第十六話 助けようとしたその手

 西生奈菜と青い鬼の闘いは続く。青い鬼の攻撃を避けながら懐に入っては西生奈菜が打撃を加えるが、青い鬼はものともせず新たな攻撃を繰り出す。


 分が悪い。和美はその様子を見て素人ながらにもそう感じ取った。西生奈菜が難しいと言っていたのはこういう事だろう。手助けをしようにも目の前には黒い炎が広がり妨げているし、何が出来るかもわからなかった。


「高城さん、ねぇ、高城さんっ!? 大丈夫なの、コレ!? 私達、食べられるんじゃないの!?」


 瀬名が拭えぬ恐怖と怒りを和美にぶつける。西生奈菜任せのこの状況で答えれるものは何もなかったが、和美はそれではダメだと首を横に振った。


「何もしないって選択肢は選ばないことにしたの」


「何を言って・・・・・・」


 和美は決心を固め、瀬名のもとへ近寄る。瀬名は怯えた目で和美を見た。和美は瀬名の右腕を掴んだ。


「痛い! 何するのよ、高城さんっ!?」


「右腕が痛いとも理解できるんだね」


 和美の指摘に瀬名は困惑した。小鬼に喰われてしまったはずの右腕が掴まれている。確かな感触がある。無いはずの、見えてない右腕の感触が確かにそこにあった。


「ど、どういうこと?」


 瞳を濡らし声を震わせ瀬名は和美に問う。何を聞いても何を質問してもずっと理解が追いつかないままだったが、答えを訊かなければ不安だけがその心を蝕んでいく。

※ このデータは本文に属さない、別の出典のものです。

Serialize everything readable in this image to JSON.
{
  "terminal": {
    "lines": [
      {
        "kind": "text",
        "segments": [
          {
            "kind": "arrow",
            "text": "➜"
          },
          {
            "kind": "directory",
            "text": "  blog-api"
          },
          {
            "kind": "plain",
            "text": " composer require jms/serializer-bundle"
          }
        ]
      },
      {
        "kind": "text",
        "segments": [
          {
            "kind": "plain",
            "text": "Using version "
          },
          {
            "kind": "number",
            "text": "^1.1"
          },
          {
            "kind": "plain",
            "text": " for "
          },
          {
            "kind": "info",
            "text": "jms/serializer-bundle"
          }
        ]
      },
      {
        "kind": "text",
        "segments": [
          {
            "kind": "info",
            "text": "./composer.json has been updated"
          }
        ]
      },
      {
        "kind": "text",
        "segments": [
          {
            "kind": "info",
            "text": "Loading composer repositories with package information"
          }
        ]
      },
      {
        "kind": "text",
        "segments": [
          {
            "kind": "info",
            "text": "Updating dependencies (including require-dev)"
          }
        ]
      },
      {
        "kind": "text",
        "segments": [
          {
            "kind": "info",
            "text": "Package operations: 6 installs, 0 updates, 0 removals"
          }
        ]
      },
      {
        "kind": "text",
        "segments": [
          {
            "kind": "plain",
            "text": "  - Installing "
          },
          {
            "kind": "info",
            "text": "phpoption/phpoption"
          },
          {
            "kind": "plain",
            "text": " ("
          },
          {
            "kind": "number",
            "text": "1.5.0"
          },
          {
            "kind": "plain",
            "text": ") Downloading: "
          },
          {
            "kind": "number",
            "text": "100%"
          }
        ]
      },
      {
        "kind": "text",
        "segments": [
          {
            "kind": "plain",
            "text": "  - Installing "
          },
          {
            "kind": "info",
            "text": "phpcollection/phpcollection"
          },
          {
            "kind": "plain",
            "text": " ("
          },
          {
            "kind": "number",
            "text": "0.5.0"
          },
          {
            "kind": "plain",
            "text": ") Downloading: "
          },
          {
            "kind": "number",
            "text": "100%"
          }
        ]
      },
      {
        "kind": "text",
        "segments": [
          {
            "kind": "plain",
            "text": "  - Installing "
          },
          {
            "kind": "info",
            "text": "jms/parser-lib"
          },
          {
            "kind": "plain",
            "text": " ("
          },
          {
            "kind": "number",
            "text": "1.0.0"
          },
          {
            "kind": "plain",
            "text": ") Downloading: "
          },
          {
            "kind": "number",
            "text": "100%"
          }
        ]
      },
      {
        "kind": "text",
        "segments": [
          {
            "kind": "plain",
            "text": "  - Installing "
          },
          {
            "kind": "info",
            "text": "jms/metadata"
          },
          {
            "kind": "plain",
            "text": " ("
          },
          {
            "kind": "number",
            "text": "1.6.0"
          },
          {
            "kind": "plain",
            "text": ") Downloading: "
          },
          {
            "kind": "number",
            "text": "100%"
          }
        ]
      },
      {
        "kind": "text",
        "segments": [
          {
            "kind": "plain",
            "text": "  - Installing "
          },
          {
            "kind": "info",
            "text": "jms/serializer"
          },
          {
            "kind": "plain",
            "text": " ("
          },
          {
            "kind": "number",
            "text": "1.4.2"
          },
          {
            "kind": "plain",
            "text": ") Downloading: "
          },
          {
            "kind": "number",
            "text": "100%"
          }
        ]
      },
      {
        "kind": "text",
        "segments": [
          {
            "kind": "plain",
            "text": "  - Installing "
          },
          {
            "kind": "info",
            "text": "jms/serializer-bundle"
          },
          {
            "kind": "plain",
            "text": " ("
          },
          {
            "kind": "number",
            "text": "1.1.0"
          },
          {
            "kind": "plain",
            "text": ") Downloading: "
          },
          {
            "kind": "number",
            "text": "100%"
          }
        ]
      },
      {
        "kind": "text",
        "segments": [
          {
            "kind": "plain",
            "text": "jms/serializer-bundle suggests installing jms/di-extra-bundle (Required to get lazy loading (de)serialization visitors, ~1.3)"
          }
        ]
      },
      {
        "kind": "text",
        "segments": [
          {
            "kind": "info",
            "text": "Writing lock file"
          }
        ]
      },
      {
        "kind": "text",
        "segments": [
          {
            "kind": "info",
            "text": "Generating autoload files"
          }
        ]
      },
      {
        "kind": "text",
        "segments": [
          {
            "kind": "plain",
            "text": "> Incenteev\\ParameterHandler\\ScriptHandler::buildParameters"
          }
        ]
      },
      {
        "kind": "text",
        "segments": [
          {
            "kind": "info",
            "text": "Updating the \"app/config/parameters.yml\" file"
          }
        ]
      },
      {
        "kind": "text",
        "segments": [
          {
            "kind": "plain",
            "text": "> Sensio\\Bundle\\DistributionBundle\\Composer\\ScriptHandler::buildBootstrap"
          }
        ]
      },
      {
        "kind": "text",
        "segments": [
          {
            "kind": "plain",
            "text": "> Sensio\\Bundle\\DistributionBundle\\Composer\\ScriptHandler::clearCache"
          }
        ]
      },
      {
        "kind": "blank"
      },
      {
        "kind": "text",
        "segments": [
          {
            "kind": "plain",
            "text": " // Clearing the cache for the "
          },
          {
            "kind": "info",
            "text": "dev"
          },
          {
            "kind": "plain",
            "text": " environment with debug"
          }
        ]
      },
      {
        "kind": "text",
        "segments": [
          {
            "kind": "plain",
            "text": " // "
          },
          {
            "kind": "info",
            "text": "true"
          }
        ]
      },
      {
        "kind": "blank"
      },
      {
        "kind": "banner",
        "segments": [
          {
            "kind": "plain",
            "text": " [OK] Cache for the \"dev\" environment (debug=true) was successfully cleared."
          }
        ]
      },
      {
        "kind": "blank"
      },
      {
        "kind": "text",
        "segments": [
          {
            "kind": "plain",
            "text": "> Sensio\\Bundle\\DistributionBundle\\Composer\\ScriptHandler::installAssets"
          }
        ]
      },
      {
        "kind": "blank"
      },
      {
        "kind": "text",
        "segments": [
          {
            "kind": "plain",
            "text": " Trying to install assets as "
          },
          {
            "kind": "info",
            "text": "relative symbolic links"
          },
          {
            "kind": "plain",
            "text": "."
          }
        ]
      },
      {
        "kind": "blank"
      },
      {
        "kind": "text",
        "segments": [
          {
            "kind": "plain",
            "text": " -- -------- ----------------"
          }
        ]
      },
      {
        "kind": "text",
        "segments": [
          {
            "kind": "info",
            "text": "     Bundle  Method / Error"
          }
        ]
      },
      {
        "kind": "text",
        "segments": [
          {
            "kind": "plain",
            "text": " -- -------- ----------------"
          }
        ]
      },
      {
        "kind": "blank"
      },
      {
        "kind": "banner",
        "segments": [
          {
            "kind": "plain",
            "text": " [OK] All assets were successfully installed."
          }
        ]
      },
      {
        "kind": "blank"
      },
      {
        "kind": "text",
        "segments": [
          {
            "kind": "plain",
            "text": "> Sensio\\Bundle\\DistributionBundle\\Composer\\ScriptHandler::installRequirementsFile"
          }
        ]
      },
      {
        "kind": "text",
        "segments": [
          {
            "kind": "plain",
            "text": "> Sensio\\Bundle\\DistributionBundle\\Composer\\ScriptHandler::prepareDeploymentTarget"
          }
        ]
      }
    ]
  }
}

「瀬名さん、あなたの腕は食べられていないのよ。ただそれだけのこと」


「嘘よ!? だって、見てよほら、腕が──」


 瀬名は右肩を動かして喰い千切られた部分を見せようとした。青い半透明の喰い千切られた右腕だった部分。それが自身と重ならずずれていくのが見える。本来の身体、あると言われた右腕は蜃気楼のようにぶれてそこにあった。


「何? どうなってるの、コレ!?」


「右腕、わかるの瀬名さん?」


「わかるって、ぶれてるのよ! あるのかどうかもわからない、よくわからない状態なの! 何なのよ、コレ!?」


 ぶれた虚像のような右腕を和美に掴まれている。その感触だけが確かで、それ以外は曖昧だった。右腕が繋がっている感覚すらハッキリしたものではない。


「瀬名さん、あのね──」


 和美は小さく呼吸した。気を落ち着かせる。西生奈菜が青い鬼に苦戦していて解決の目処が立たない。それどころか光の半球体が縮小し小鬼が増えてきている状況は事態の悪化を示しているようだ。事態の解決をするには、和美は考えて西生奈菜の言葉を思い出した。


 瀬名さんと矢附さんを引き剥がして。


「あなたじゃ矢附さんは助けられなかったし、助けることも出来ない。だから、あなたは悪くない。この手を差し伸べる必要は無いの」


「あ──」


 冷たく言い放たれたその言葉に瀬名の右腕のぶれが治まった。


「助けてあげてほしい、そう言われて手を差し出した。助けられなかった、そう思って手を伸ばした。そうよね、瀬名さん?」


「そう。そうよ。頼まれて、いじめのことを知って、何もしないわけにはいかなかった。周りの目も、矢附の目も、私自身の目も怖かった。可哀想な人を前にして何もしないヤツだなんて思われたくもないし思いたくもなかった。せめて手だけでも、せめて何かしたっていうことだけでも、無いと私が悪いってことになるから」


 ぶれが治まった右腕の感触が戻ってくる。右肩から生えだすような奇妙な感覚。


「でもね、あなたには無理なのよ、瀬名さん」


「無理・・・・・・」


「だって、あなたは助けようと思ってるわけじゃないし、助けたいと想ってるわけでもない。だから、この手は届かないしこの手は何も掴めない」


 瀬名の瞳から涙が溢れた。冷たく、そして優しく語りかける和美の言葉に頷いた。


「もう一度言うね。瀬名さん、あなたは悪くないし、この手を差し伸べる必要は無いの。矢附さんは私が助けるから」


 青い半透明の、の右腕が再生されていき瀬名と綺麗に重なる。和美に掴まれていた右腕を、矢附を一瞥して力なく降ろした。


「ナ、ナンヤ──」


 白い空間内に侵入しようと試みていた青い小鬼の一体がそう声をあげて言い終わる前に消えた。その様に他の小鬼達が注目し同じ様に声をあげようとして、同じ様に消えていった。


「高城!? なるほど、お手柄やな」


「チッ、おとなしくしとけ言うたやないか。言葉通じひんタチかお前っ!」


 西生奈菜と青い鬼の視線が和美に集まる。青い鬼の角がまた黒く光るも、すかさず西生奈菜が白い光を放ち角を弾いて阻止する。


「させるかいっ!」


 西生奈菜は続けて一歩踏み込んで両手を前へ突き出した。双掌打。手を覆う光が渦巻いて鬼の腹部で炸裂した。鬼の身体がクの字に折れる。下がってきた顎に向けて西生奈菜はアッパーのように掌底打を突き上げた。鬼の身体が浮き上がり、後ろに倒れた。


「効き始めたなぁ! ボケがっ!!」


 倒れる鬼に罵声を浴びせる西生奈菜の巫女装束は黒い矢にいくつか貫かれていてボロボロになっていた。露になった肌は多数の切り傷からの血で紅くなっていた。荒れる呼吸に少し安堵の吐息を混ぜる。